One of the downsides of so many hymn tunes is that groups of them begin to sound alike. For instance, there’s a whole set of them in the O Waly Waly/Gift of Love milieu that I constantly confuse for one another.
And now there is another set of them – including this English tune, called Kingsfold, set by Ralph Vaughan Williams. I started singing it and was sure I knew what it was and where it was going, until I realized there were differences in what I thought I knew. Google told me, surprisingly, that Kingsford is NOT the tune to Canticle of the Turning – that one’s called Star of the County Down, an Irish tune set by Rory Cooney.
So are they originally different? Or are they both based on a tune that ran around the British Isles, and we have two different interpretations? They’re both great, but both different.

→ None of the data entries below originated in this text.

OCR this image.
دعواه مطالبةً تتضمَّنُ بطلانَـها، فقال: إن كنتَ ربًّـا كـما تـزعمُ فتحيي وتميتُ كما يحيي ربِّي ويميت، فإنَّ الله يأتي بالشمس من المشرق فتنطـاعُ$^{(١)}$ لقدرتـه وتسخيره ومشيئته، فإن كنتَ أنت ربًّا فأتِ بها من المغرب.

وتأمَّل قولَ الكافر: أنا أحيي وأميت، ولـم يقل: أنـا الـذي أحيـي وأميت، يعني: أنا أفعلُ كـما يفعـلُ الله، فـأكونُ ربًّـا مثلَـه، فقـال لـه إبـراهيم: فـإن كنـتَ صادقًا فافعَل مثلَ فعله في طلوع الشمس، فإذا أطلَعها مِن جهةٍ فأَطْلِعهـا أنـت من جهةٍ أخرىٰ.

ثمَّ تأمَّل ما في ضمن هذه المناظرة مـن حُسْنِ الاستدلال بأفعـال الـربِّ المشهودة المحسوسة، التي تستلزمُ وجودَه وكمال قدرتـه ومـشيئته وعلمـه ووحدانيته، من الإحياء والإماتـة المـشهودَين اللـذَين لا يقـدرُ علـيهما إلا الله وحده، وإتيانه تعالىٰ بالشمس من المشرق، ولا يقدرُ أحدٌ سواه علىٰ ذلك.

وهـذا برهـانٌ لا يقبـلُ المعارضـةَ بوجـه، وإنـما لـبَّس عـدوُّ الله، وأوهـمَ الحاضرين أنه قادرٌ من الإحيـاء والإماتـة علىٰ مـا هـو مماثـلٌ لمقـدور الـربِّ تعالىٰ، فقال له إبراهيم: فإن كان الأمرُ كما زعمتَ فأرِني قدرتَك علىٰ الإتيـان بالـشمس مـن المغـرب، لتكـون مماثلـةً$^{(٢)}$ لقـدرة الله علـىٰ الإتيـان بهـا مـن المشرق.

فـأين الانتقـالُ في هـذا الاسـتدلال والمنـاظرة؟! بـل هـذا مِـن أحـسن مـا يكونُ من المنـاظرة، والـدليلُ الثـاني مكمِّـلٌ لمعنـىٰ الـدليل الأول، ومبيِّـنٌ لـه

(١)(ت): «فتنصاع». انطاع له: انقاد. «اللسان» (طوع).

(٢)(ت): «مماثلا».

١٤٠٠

What I do know is that whichever of the two you wind up singing to yourself, the lyrics (by Alicia Carpenter) are fitting – the tune is joyful yet melancholy, as are these words:
Where my free spirit onward leads, well, there shall be my way;
by my own light illumined I’ve journeyed night and day;
my age, a time-worn cloak I wear as once I wore my youth;
I celebrate life’s mystery; I celebrate death’s truth.
My family is not confined to mother, mate, and child;
but it includes all creatures be they tame or be they wild;
my family upon this earth includes all living things
on land, or in the ocean deep, or borne aloft on wings.
The ever spinning universe, well, there shall be my home;
I sing and spin within it as through this life I roam;
eternity is hard to ken and harder still is this:
a human life when truly seen is briefer than a kiss.
I hadn’t ever really sung this one before, to be fair, but I like it. I would use this for a memorial service, I think, in its loving picture of a life well lived. And I’d use it for services on community.
I wish I had more insights today – I’m about to get in a car and drive to Murray Grove and the Goldmine Youth Leadership School, where I will be working with youth on worship (surprise, surprise). Thus – programming note – the week’s posts may not come out in the mornings, but that’s my hope.